Though people live 50 kilometers away from the kermis, they arrive in the market very early. They do not go to the kermis only for trading but also for fun. Ethnic minority people are feeling so at home, standing in front of foreign visitors’ cameras with a friendly smile. one of Bac Ha kermis’ most attractive traits is the variety and originals of traditional costumes, especially Mong ethnic minority women’s skirts and costumes.”
A specialty of Bac Ha kermis is Tam Hoa plums (a famous plum strain in the north). This kind of plum is very sweet and a main source of many households’ income. Tam Hoa plums create a very unique beauty for Bac Ha. When the spring comes, the central highlands is brightened with the white color of plum flowers. It is where the name “white plateau” was supposed to have come from.

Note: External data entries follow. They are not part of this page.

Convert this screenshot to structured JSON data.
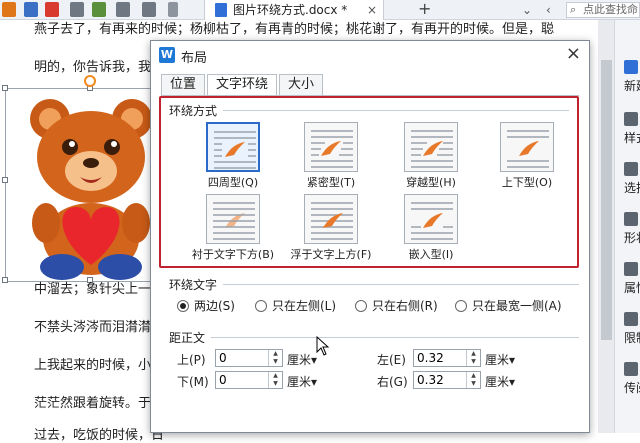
{
  "app": {
    "doc_tab_title": "图片环绕方式.docx *",
    "search_text": "点此查找命",
    "new_tab_label": "+",
    "tab_close": "×"
  },
  "document": {
    "lines": [
      "燕子去了，有再来的时候；杨柳枯了，有再青的时候；桃花谢了，有再开的时候。但是，聪",
      "明的，你告诉我，我们",
      "中溜去；象针尖上一滴",
      "不禁头涔涔而泪潸潸了",
      "上我起来的时候，小屋",
      "茫茫然跟着旋转。于是",
      "过去，吃饭的时候，日"
    ]
  },
  "sidebar": {
    "items": [
      {
        "label": "新建",
        "icon": "new-doc-icon"
      },
      {
        "label": "样式",
        "icon": "style-icon"
      },
      {
        "label": "选择",
        "icon": "select-icon"
      },
      {
        "label": "形状",
        "icon": "shape-icon"
      },
      {
        "label": "属性",
        "icon": "property-icon"
      },
      {
        "label": "限制",
        "icon": "restrict-icon"
      },
      {
        "label": "传阅",
        "icon": "share-icon"
      }
    ]
  },
  "dialog": {
    "title": "布局",
    "logo_letter": "W",
    "close_label": "×",
    "tabs": [
      {
        "label": "位置",
        "active": false
      },
      {
        "label": "文字环绕",
        "active": true
      },
      {
        "label": "大小",
        "active": false
      }
    ],
    "wrap_section_title": "环绕方式",
    "wrap_options": [
      {
        "label": "四周型(Q)",
        "selected": true
      },
      {
        "label": "紧密型(T)",
        "selected": false
      },
      {
        "label": "穿越型(H)",
        "selected": false
      },
      {
        "label": "上下型(O)",
        "selected": false
      },
      {
        "label": "衬于文字下方(B)",
        "selected": false
      },
      {
        "label": "浮于文字上方(F)",
        "selected": false
      },
      {
        "label": "嵌入型(I)",
        "selected": false
      }
    ],
    "wrap_text_section_title": "环绕文字",
    "wrap_text_options": [
      {
        "label": "两边(S)",
        "checked": true
      },
      {
        "label": "只在左侧(L)",
        "checked": false
      },
      {
        "label": "只在右侧(R)",
        "checked": false
      },
      {
        "label": "只在最宽一侧(A)",
        "checked": false
      }
    ],
    "distance_section_title": "距正文",
    "distance": {
      "top_label": "上(P)",
      "top_value": "0",
      "top_unit": "厘米▾",
      "bottom_label": "下(M)",
      "bottom_value": "0",
      "bottom_unit": "厘米▾",
      "left_label": "左(E)",
      "left_value": "0.32",
      "left_unit": "厘米▾",
      "right_label": "右(G)",
      "right_value": "0.32",
      "right_unit": "厘米▾"
    }
  },
  "colors": {
    "accent_blue": "#2b6ac9",
    "highlight_red": "#c0232d",
    "bear_brown": "#d3641b",
    "heart_red": "#e8262c"
  }
}
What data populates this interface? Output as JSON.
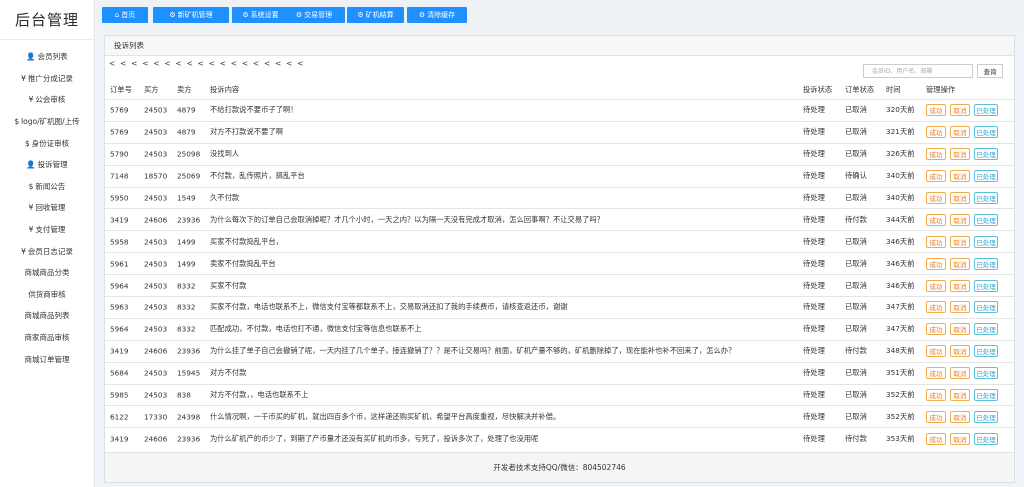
{
  "brand": "后台管理",
  "sidebar": {
    "items": [
      {
        "icon": "👤",
        "icon_name": "user-icon",
        "label": "会员列表"
      },
      {
        "icon": "¥",
        "icon_name": "yen-icon",
        "label": "推广分成记录"
      },
      {
        "icon": "¥",
        "icon_name": "yen-icon",
        "label": "公会审核"
      },
      {
        "icon": "$",
        "icon_name": "dollar-icon",
        "label": "logo/矿机图/上传"
      },
      {
        "icon": "$",
        "icon_name": "dollar-icon",
        "label": "身份证审核"
      },
      {
        "icon": "👤",
        "icon_name": "user-icon",
        "label": "投诉管理"
      },
      {
        "icon": "$",
        "icon_name": "dollar-icon",
        "label": "新闻公告"
      },
      {
        "icon": "¥",
        "icon_name": "yen-icon",
        "label": "回收管理"
      },
      {
        "icon": "¥",
        "icon_name": "yen-icon",
        "label": "支付管理"
      },
      {
        "icon": "¥",
        "icon_name": "yen-icon",
        "label": "会员日志记录"
      },
      {
        "icon": "",
        "icon_name": "",
        "label": "商城商品分类"
      },
      {
        "icon": "",
        "icon_name": "",
        "label": "供货商审核"
      },
      {
        "icon": "",
        "icon_name": "",
        "label": "商城商品列表"
      },
      {
        "icon": "",
        "icon_name": "",
        "label": "商家商品审核"
      },
      {
        "icon": "",
        "icon_name": "",
        "label": "商城订单管理"
      }
    ]
  },
  "tabs": [
    {
      "icon": "⌂",
      "icon_name": "home-icon",
      "label": "首页"
    },
    {
      "icon": "⚙",
      "icon_name": "gear-icon",
      "label": "新矿机管理"
    },
    {
      "icon": "⚙",
      "icon_name": "gear-icon",
      "label": "系统设置"
    },
    {
      "icon": "⚙",
      "icon_name": "gear-icon",
      "label": "交易管理"
    },
    {
      "icon": "⚙",
      "icon_name": "gear-icon",
      "label": "矿机结算"
    },
    {
      "icon": "⚙",
      "icon_name": "gear-icon",
      "label": "清除缓存"
    }
  ],
  "panel": {
    "title": "投诉列表",
    "pager": "< < < < < < < < < < < < < < < < < <",
    "search": {
      "placeholder": "会员ID、用户名、邮箱",
      "button": "查询"
    },
    "columns": {
      "id": "订单号",
      "buyer": "买方",
      "seller": "卖方",
      "content": "投诉内容",
      "complaint_status": "投诉状态",
      "order_status": "订单状态",
      "time": "时间",
      "ops": "管理操作"
    },
    "actions": {
      "ok": "成功",
      "cancel": "取消",
      "done": "已处理"
    },
    "rows": [
      {
        "id": "5769",
        "buyer": "24503",
        "seller": "4879",
        "content": "不给打款说不要币子了啊！",
        "cs": "待处理",
        "os": "已取消",
        "time": "320天前"
      },
      {
        "id": "5769",
        "buyer": "24503",
        "seller": "4879",
        "content": "对方不打款说不要了啊",
        "cs": "待处理",
        "os": "已取消",
        "time": "321天前"
      },
      {
        "id": "5790",
        "buyer": "24503",
        "seller": "25098",
        "content": "没找到人",
        "cs": "待处理",
        "os": "已取消",
        "time": "326天前"
      },
      {
        "id": "7148",
        "buyer": "18570",
        "seller": "25069",
        "content": "不付款，乱传照片，搞乱平台",
        "cs": "待处理",
        "os": "待确认",
        "time": "340天前"
      },
      {
        "id": "5950",
        "buyer": "24503",
        "seller": "1549",
        "content": "久不付款",
        "cs": "待处理",
        "os": "已取消",
        "time": "340天前"
      },
      {
        "id": "3419",
        "buyer": "24606",
        "seller": "23936",
        "content": "为什么每次下的订单自己会取消掉呢？才几个小时，一天之内？以为隔一天没有完成才取消，怎么回事啊？不让交易了吗？",
        "cs": "待处理",
        "os": "待付款",
        "time": "344天前"
      },
      {
        "id": "5958",
        "buyer": "24503",
        "seller": "1499",
        "content": "买家不付款捣乱平台，",
        "cs": "待处理",
        "os": "已取消",
        "time": "346天前"
      },
      {
        "id": "5961",
        "buyer": "24503",
        "seller": "1499",
        "content": "卖家不付款捣乱平台",
        "cs": "待处理",
        "os": "已取消",
        "time": "346天前"
      },
      {
        "id": "5964",
        "buyer": "24503",
        "seller": "8332",
        "content": "买家不付款",
        "cs": "待处理",
        "os": "已取消",
        "time": "346天前"
      },
      {
        "id": "5963",
        "buyer": "24503",
        "seller": "8332",
        "content": "买家不付款，电话也联系不上，微信支付宝等都联系不上，交易取消还扣了我的手续费币，请核查返还币，谢谢",
        "cs": "待处理",
        "os": "已取消",
        "time": "347天前"
      },
      {
        "id": "5964",
        "buyer": "24503",
        "seller": "8332",
        "content": "匹配成功，不付款，电话也打不通，微信支付宝等信息也联系不上",
        "cs": "待处理",
        "os": "已取消",
        "time": "347天前"
      },
      {
        "id": "3419",
        "buyer": "24606",
        "seller": "23936",
        "content": "为什么挂了单子自己会撤销了呢，一天内挂了几个单子，接连撤销了？？是不让交易吗？前面，矿机产量不够的，矿机删除掉了，现在能补也补不回来了，怎么办？",
        "cs": "待处理",
        "os": "待付款",
        "time": "348天前"
      },
      {
        "id": "5684",
        "buyer": "24503",
        "seller": "15945",
        "content": "对方不付款",
        "cs": "待处理",
        "os": "已取消",
        "time": "351天前"
      },
      {
        "id": "5985",
        "buyer": "24503",
        "seller": "838",
        "content": "对方不付款，，电话也联系不上",
        "cs": "待处理",
        "os": "已取消",
        "time": "352天前"
      },
      {
        "id": "6122",
        "buyer": "17330",
        "seller": "24398",
        "content": "什么情况啊，一千币买的矿机，就出四百多个币，这样递还购买矿机，希望平台高度重视，尽快解决并补偿。",
        "cs": "待处理",
        "os": "已取消",
        "time": "352天前"
      },
      {
        "id": "3419",
        "buyer": "24606",
        "seller": "23936",
        "content": "为什么矿机产的币少了，到期了产币量才还没有买矿机的币多，亏死了，投诉多次了，处理了也没用呢",
        "cs": "待处理",
        "os": "待付款",
        "time": "353天前"
      }
    ],
    "footer": "开发者技术支持QQ/微信：804502746"
  },
  "colors": {
    "tab_blue": "#1e90ff",
    "action_orange": "#e67e22",
    "action_blue": "#31a6d1"
  }
}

We left Bac Ha while the kermis was still crowed. Vice Chairman of the People’s Committee of the District Hoang The Dung got quite carried away when talking about projects to make Bac Ha more attractive without losing its original and natural traits.
A VND100-billion project is planned to build a water reservoir in the town center and a new market to make up a community entertainment center. Also, Hoang A Tuong regime’s old house architecture relics are being restored.
Hopefully, green fields of corn, glasses of corn wine imbued with Mong people’s love and country kermises without bargaining or competition will always draw visitors.